I did run my wind loads again and got unit shear values similar to yours. Hey, one question I've always wondered: when using the minimum design wind loads in ASCE 7, Section 28.4.4 (16 psf walls/10 psf roofs), is it still acceptable to apply the 0.6D + 0.6W ASD load case? This helps my situation but not by much.

I have the specs packet on the 70' Schweiss bifold door. The max operational wind speed is 30 mph, otherwise "door must be closed with floor pins and locks engaged." I don't know what these floor pins look like but perhaps slim chance they can resist some lateral loading.

Thanks again,

-Troy

 

[XR250]

Hey, one question I've always wondered: when using the minimum design wind loads in ASCE 7, Section 28.4.4 (16 psf walls/10 psf roofs), is it still acceptable to apply the 0.6D + 0.6W ASD load case? This helps my situation but not by much.

I have the specs packet on the 70' Schweiss bifold door. The max operational wind speed is 30 mph, otherwise "door must be closed with floor pins and locks engaged." I don't know what these floor pins look like but perhaps slim chance they can resist some lateral loading.

Thanks again,

I can't answer the wind load question as I am old school and still use ASD in 7-05 which uses 10 psf for everything. I doubt those door pins resist anything but shear. My recollection is the door spans horizontaly and trying to react those wind loads will be un-fun. Also, if that is a horizontally folding door, just the moment on the jambs from the gravity load huge. I have done a few residential airplane hanger garages and it was a very difficult to get that reactions form the Schweiss door to be resisted properly.

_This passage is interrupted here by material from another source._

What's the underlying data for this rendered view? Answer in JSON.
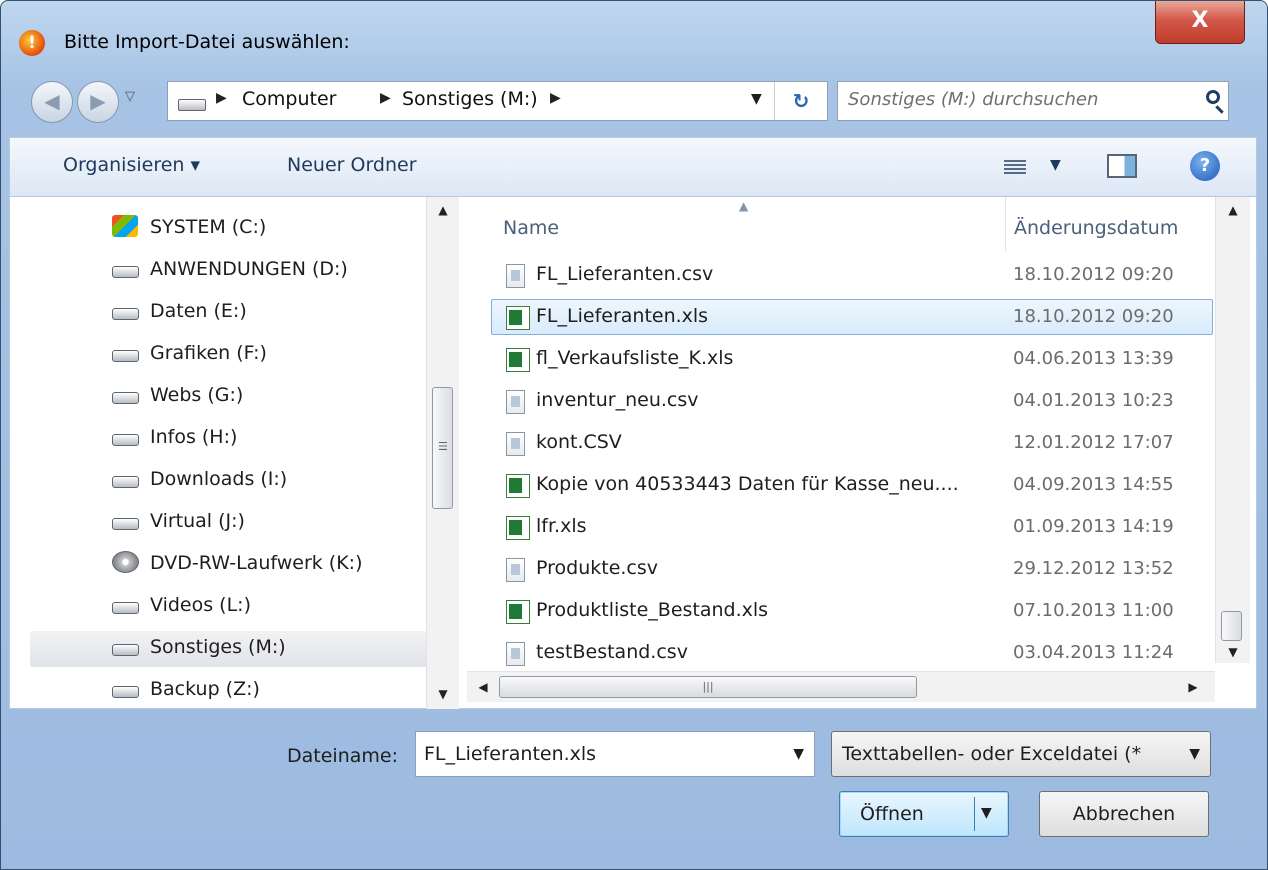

If it was me, I would run away from that job if they are dead set on a cheapo wood building.

 

[TehMightyEngineer]

is it still acceptable to apply the 0.6D + 0.6W ASD load case

Yes. Wind loads (including the minimum wind load cases) are ultimate loads in 7-10. Thus, if using ASD for wood you should reduce the wind loads. 0.6D + 0.6W is the appropriate load factors for uplift.

Ian Riley, PE, SE
Professional Engineer (ME, NH, VT, CT, MA) Structural Engineer (IL)
American Concrete Industries

https://www.facebook.com/AmericanConcrete/

 

[GC_Hopi]

Have you looked into strapping or a braced frame. Another option is to widen the structure by 10 feet or whatever to given yourself some extra wall length to work with.

 

[KootK]

I'd like to table an "out of the box" solution for your consideration. At first glance, it'll probably seem a little nuts. However, consider:

1) This is likely a building with minimal aesthetic constraints.

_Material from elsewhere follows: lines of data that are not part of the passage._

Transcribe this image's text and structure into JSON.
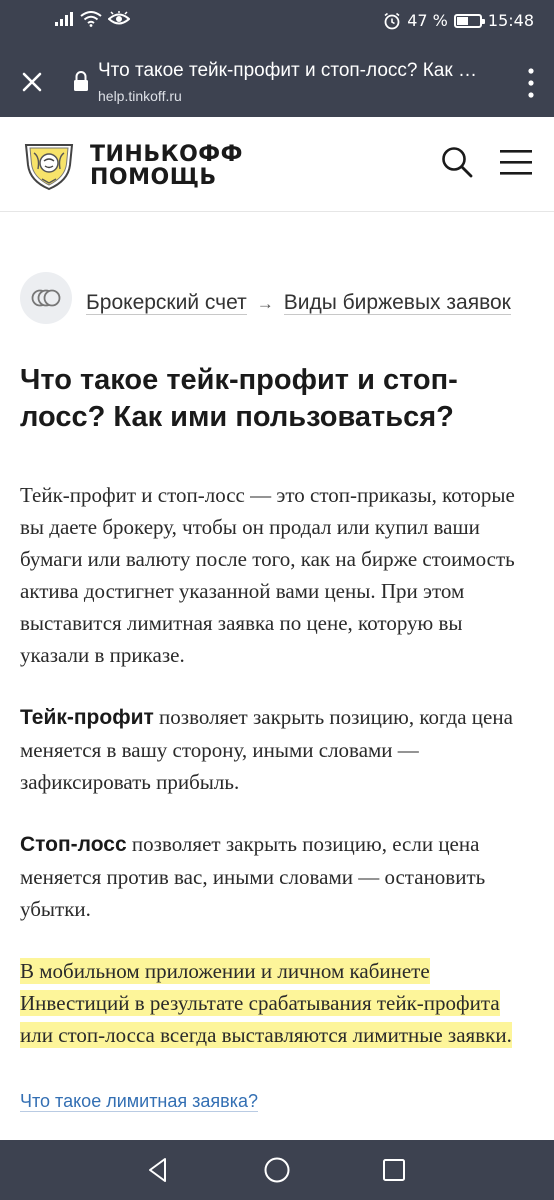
{
  "status_bar": {
    "battery_percent": "47 %",
    "battery_level": 0.47,
    "time": "15:48",
    "icons": [
      "signal-icon",
      "wifi-icon",
      "eye-icon",
      "alarm-icon",
      "battery-icon"
    ]
  },
  "browser": {
    "page_title": "Что такое тейк-профит и стоп-лосс? Как ими пользоваться?",
    "url": "help.tinkoff.ru",
    "icons": [
      "close-icon",
      "lock-icon",
      "more-vertical-icon"
    ]
  },
  "site_header": {
    "logo_line1": "ТИНЬКОФФ",
    "logo_line2": "ПОМОЩЬ",
    "icons": [
      "tinkoff-emblem-icon",
      "search-icon",
      "menu-icon"
    ]
  },
  "breadcrumb": {
    "item1": "Брокерский счет",
    "separator": "→",
    "item2": "Виды биржевых заявок",
    "icon": "coins-icon"
  },
  "article": {
    "title": "Что такое тейк-профит и стоп-лосс? Как ими пользоваться?",
    "p1": "Тейк-профит и стоп-лосс — это стоп-приказы, которые вы даете брокеру, чтобы он продал или купил ваши бумаги или валюту после того, как на бирже стоимость актива достигнет указанной вами цены. При этом выставится лимитная заявка по цене, которую вы указали в приказе.",
    "p2_term": "Тейк-профит",
    "p2_text": " позволяет закрыть позицию, когда цена меняется в вашу сторону, иными словами — зафиксировать прибыль.",
    "p3_term": "Стоп-лосс",
    "p3_text": " позволяет закрыть позицию, если цена меняется против вас, иными словами — остановить убытки.",
    "p4_highlight": "В мобильном приложении и личном кабинете Инвестиций в результате срабатывания тейк-профита или стоп-лосса всегда выставляются лимитные заявки.",
    "link_more": "Что такое лимитная заявка?"
  },
  "colors": {
    "bar_bg": "#3d4250",
    "highlight": "#fdf59a",
    "link": "#336fb3"
  },
  "nav_bar": {
    "icons": [
      "back-icon",
      "home-icon",
      "recents-icon"
    ]
  }
}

2) This is likely a building with minimal building envelope constraints.

3) This is likely a building for which there may already be a CIP foundation contract.

4) This would be supper easy to design. Effective a gravity retaining wall with a connection to your drag member.

5) If the buttressing allows this to be a wood building instead of a steel building, it may make sense economically.

6) If this would mean the mixing of shallow and deep foundation systems, that would be worthy of some consideration.

My experience is similar to TME's in that owners do not want to spend any money on the design or construction of these thing. Depending on the type of "post-frame" construction that is being contemplated here, there may not even be a serious concrete contract into which the buttresses could be added.